Trendbewusste Geistliche kaufen bei der Sacro-Expo im polnischen Kielce ein – von der Papststatue bis zur Vollkornoblate

Auch katholische Kirchendiener gehen mit dem Trend der Zeit: Auf der SacroExpo können sich modebewusste Priester nicht nur mit neuen Messgewändern einkleiden, sondern für ihre Schäflein zu Hause auch neue Papststatuen, Vollkornoblaten, Beichtstühle oder Kirchendächer ordern.

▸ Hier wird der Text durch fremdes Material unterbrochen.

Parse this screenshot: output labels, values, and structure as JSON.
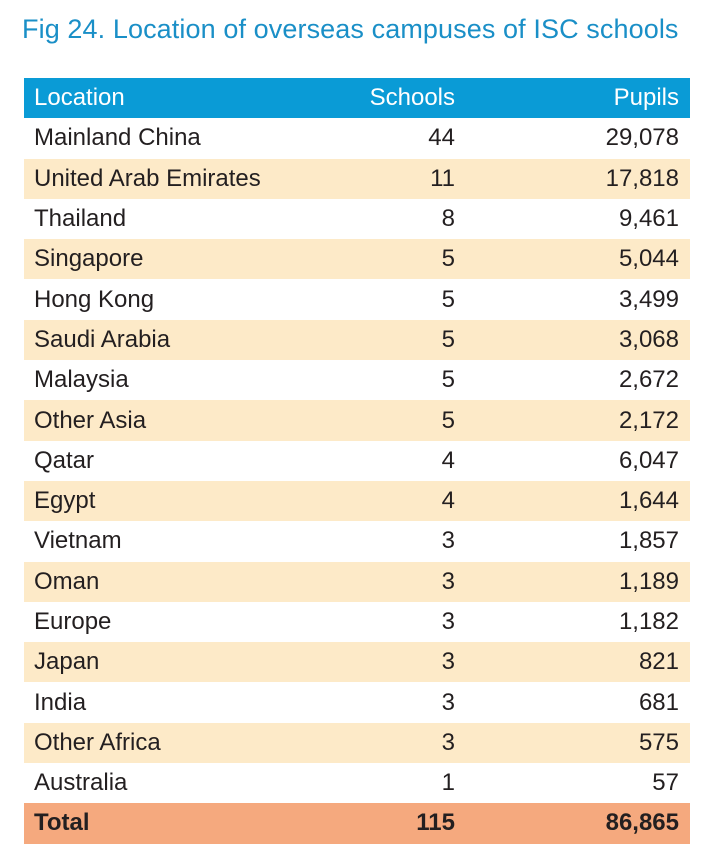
{
  "title": "Fig 24. Location of overseas campuses of ISC schools",
  "columns": {
    "location": "Location",
    "schools": "Schools",
    "pupils": "Pupils"
  },
  "rows": [
    {
      "location": "Mainland China",
      "schools": "44",
      "pupils": "29,078"
    },
    {
      "location": "United Arab Emirates",
      "schools": "11",
      "pupils": "17,818"
    },
    {
      "location": "Thailand",
      "schools": "8",
      "pupils": "9,461"
    },
    {
      "location": "Singapore",
      "schools": "5",
      "pupils": "5,044"
    },
    {
      "location": "Hong Kong",
      "schools": "5",
      "pupils": "3,499"
    },
    {
      "location": "Saudi Arabia",
      "schools": "5",
      "pupils": "3,068"
    },
    {
      "location": "Malaysia",
      "schools": "5",
      "pupils": "2,672"
    },
    {
      "location": "Other Asia",
      "schools": "5",
      "pupils": "2,172"
    },
    {
      "location": "Qatar",
      "schools": "4",
      "pupils": "6,047"
    },
    {
      "location": "Egypt",
      "schools": "4",
      "pupils": "1,644"
    },
    {
      "location": "Vietnam",
      "schools": "3",
      "pupils": "1,857"
    },
    {
      "location": "Oman",
      "schools": "3",
      "pupils": "1,189"
    },
    {
      "location": "Europe",
      "schools": "3",
      "pupils": "1,182"
    },
    {
      "location": "Japan",
      "schools": "3",
      "pupils": "821"
    },
    {
      "location": "India",
      "schools": "3",
      "pupils": "681"
    },
    {
      "location": "Other Africa",
      "schools": "3",
      "pupils": "575"
    },
    {
      "location": "Australia",
      "schools": "1",
      "pupils": "57"
    }
  ],
  "total": {
    "location": "Total",
    "schools": "115",
    "pupils": "86,865"
  },
  "colors": {
    "title": "#1a8fc7",
    "header": "#0a9bd6",
    "alt_row": "#fdeac8",
    "total_row": "#f5a97e"
  }
}
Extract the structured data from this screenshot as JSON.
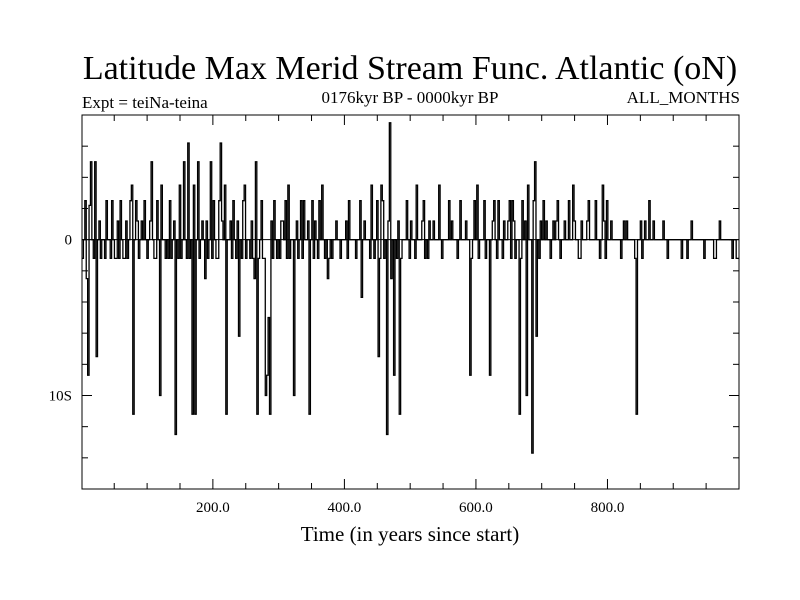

Dumpf dröhnten die aufgereihten Glocken vor der schlichten Messehalle – wie jedes Jahr im Juni hat die Messe im südpolnischen Kielce tausende Geistliche und Händler aus ganz Europa angezogen. Mit begierigen Blicken mustern die Herren mit den weißen Stehkragen die metallen funkelnden Statuen des verstorbenen Papstes. Genauso wie der nur scheinbar aus Stein gehauene Petrus mit den Himmelsschlüsseln sei das drei Meter hohe Kunststoffmonument von Johannes Paul für 4500 Zloty (1100 Euro) zu haben, sagt Jozef Sibon, der Chef eines zehnköpfigen Familienbetriebs. Auf Bestellung seien alle Heiligen in jeder Größe erhältlich: „Wenn es sein muss, können wir auch den Jesus von Rio in Originalhöhe liefern.“

Die Schau ist eine der größten Messen für katholische Devotionalien und Priesterbedarf. Nicht nur weil jeder 13. katholische Priester auf der Welt aus Polen kommt, ist das erzkatholische Land auch für Anbieter aus dem Ausland ein lukrativer Markt. Wie „jedes andere Business“ gehe auch seine Branche mit dem Trend der Zeit, lächelt verschmitzt Tomasz Woszny, Juniorchef des Messgewand-Produzenten Alba in Posen (Poznan). Manche Kunden kleideten sich gar jedes halbe Jahr mit einer neuen Berufskutte ein: „Auch Priester sind Menschen – und wollen so gut wie möglich aussehen.“

Prüfend gleiten Priester- und Nonnenhände über die ausgehängten Gewänder. Sind bei deutschen Kunden eher schlicht gehaltene Modelle gefragt, geht laut Wozny in Polen und den USA der Trend zum reich dekorierten Messgewand „italienischen Stils“. In Westeuropa seien nur natürliche Materialien gefragt, im Osten könne es ruhig auch preisgünstigeres Polyester sein. „Sehr gut" würde sich vor allem der Markt auf dem Balkan entwickeln: „Dort ist der Bedarf enorm. Denn während und unmittelbar nach dem Jugoslawienkrieg fehlte es den Priestern dort einfach an Mitteln für ein neues Gewand.“

Mit gutmütigen Glubschaugen lugt das Gipskamel hinter der Krippe hervor. Weihrauchschwaden und Orgelklänge schwängern die mit Papstbildern dekorierten Hallen. In keinem anderen Land in Europa gebe es so viele Kirchenneubauten wie in Polen, erläutert Jan Riduch die vollen Auftragsbücher der Kirchenausstatter. Über 4000 Kirchen in 28 Ländern hat seine Firma Rduch mit Toninstallationen ausgerüstet, versorgt zudem Pilgergruppen für ihre frommen Wanderungen mit tragbaren Lautsprechern. Expandieren die heimischen Anbieter vor allem in Osteuropa, ist Polen umgekehrt auch für die Anrainer ein lukrativer Markt. Normalerweise lasse er seine goldenen Kuppeln auf orthodoxe Kirchen hieven, erzählt Timon Lomarkim vom Kiewer Flaschnerunternehmen Zlatosvet. Die Technologie sei indes für jedes Gotteshaus geeignet, versichert der Ukrainer: „Wir fertigen auch Moscheedächer mit Halbmond.“ Zum Kosten liegen an einem anderen Stand Oblaten aus – besonders in den USA gilt die Vollkornversion als populär.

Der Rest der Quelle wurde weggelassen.